"Catch a Star 2007" winners at Calar Alto
One of the teams of winners of the 2007 edition of ESO contest "Catch a Star" enjoyed their prize in June 2008: a four days visit to Calar Alto Observatory offered by the Spanish Council for Scientific Research (CSIC). During their stay at these Spanish-German facilities placed in South-Eastern Spain, they had the opportunity to learn how a modern observatory is organised, how do modern telescopes and instruments work, and how real astronomical observations are performed.
The students Remi Takase, Victor Raimbault and Thomas Salez won one of the prizes of the 2007 edition of ESO contest "Catch a Star". They performed an interesting work, Light on Dark Matter, where they drew a detailed landscape of dark matter in the universe, from galactic to cosmological scales, from both a theoretical and practical points of view, including the real, hands-on treatment of spectra from edge-on spiral galaxies to derive their rotation curves, whose interpretation leads to the evidence for dark matter inside disk galaxies. These students came from the very prestigious Lycée Louis le Grand, at Paris (France), and their work was directed by their professor Michel Faye, from the same school.

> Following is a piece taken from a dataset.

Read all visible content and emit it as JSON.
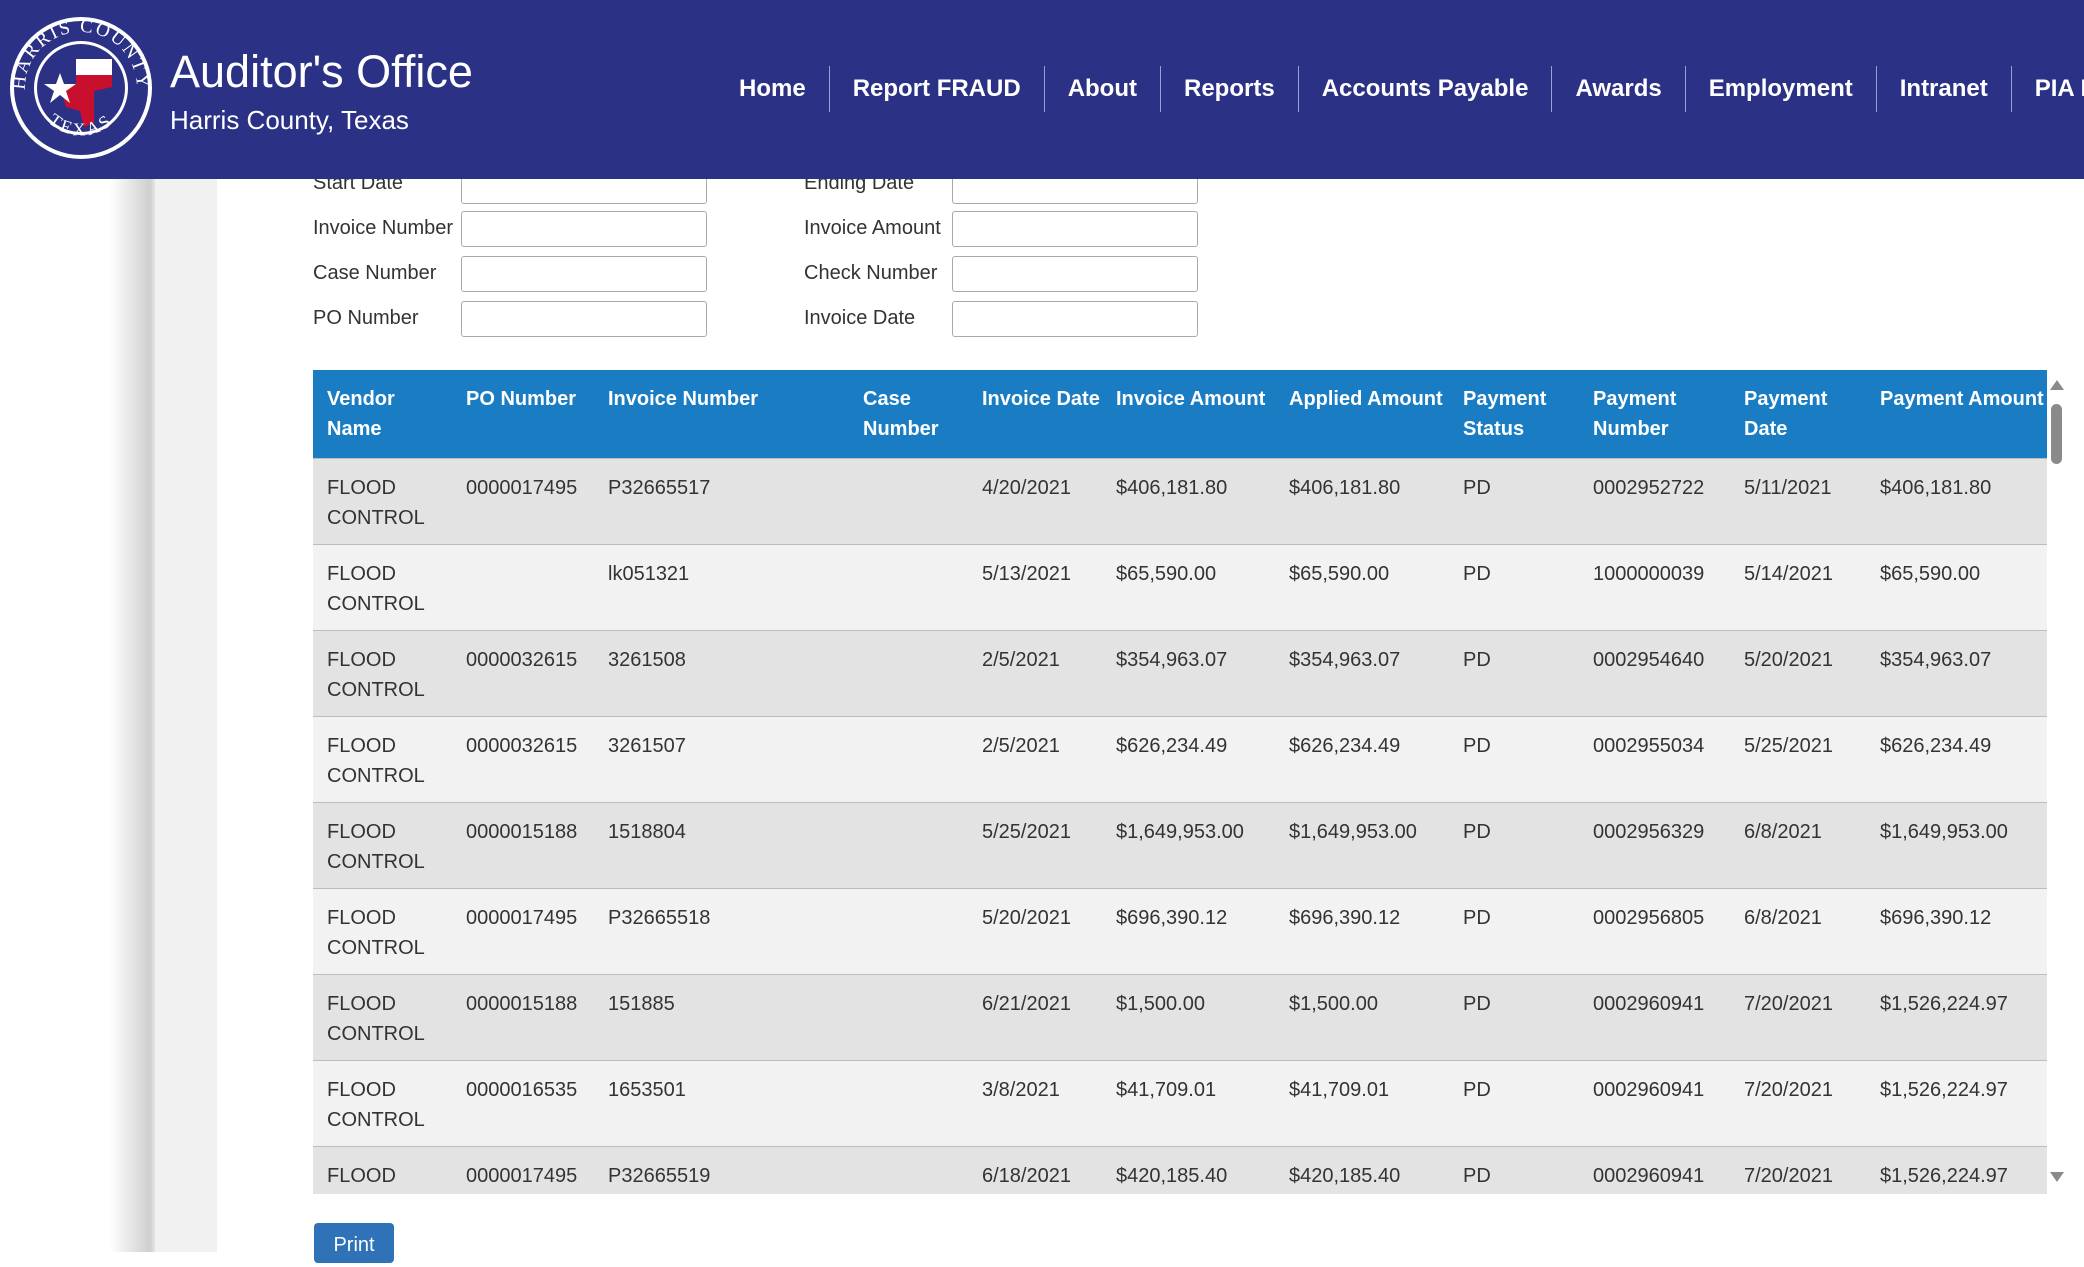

The team (students and professor) spent more than three days at the observatory, during which they got in touch with all telescopes of the German Spanish Astronomical Centre, their instrumentation, control rooms and ancillary installations. They also got acquainted with the history of the observatory and had the experience of attending real-life night-time astronomical observations: they learned how high-dispersion spectra were taken in the frame of the ground support for COROT space mission, with the 2.2 m telescope and FOCES spectrograph. They also got a glance on how the 3.5 m telescope was used with Omega-Cass camera, for the observation of giant stars in their pre-planetary nebula stage.
During the later days of their stay at Spain, Catch a Star winners paid visits to the main monuments and touristic places in Almería and Granada cities, including a guided tour at Granada's science museum, Parque de las Ciencias.
We hope that their real-life experience at Calar Alto observatory will boost the students' interest for science in general, and for astronomy in particular. It was a pleasure having you with us these days.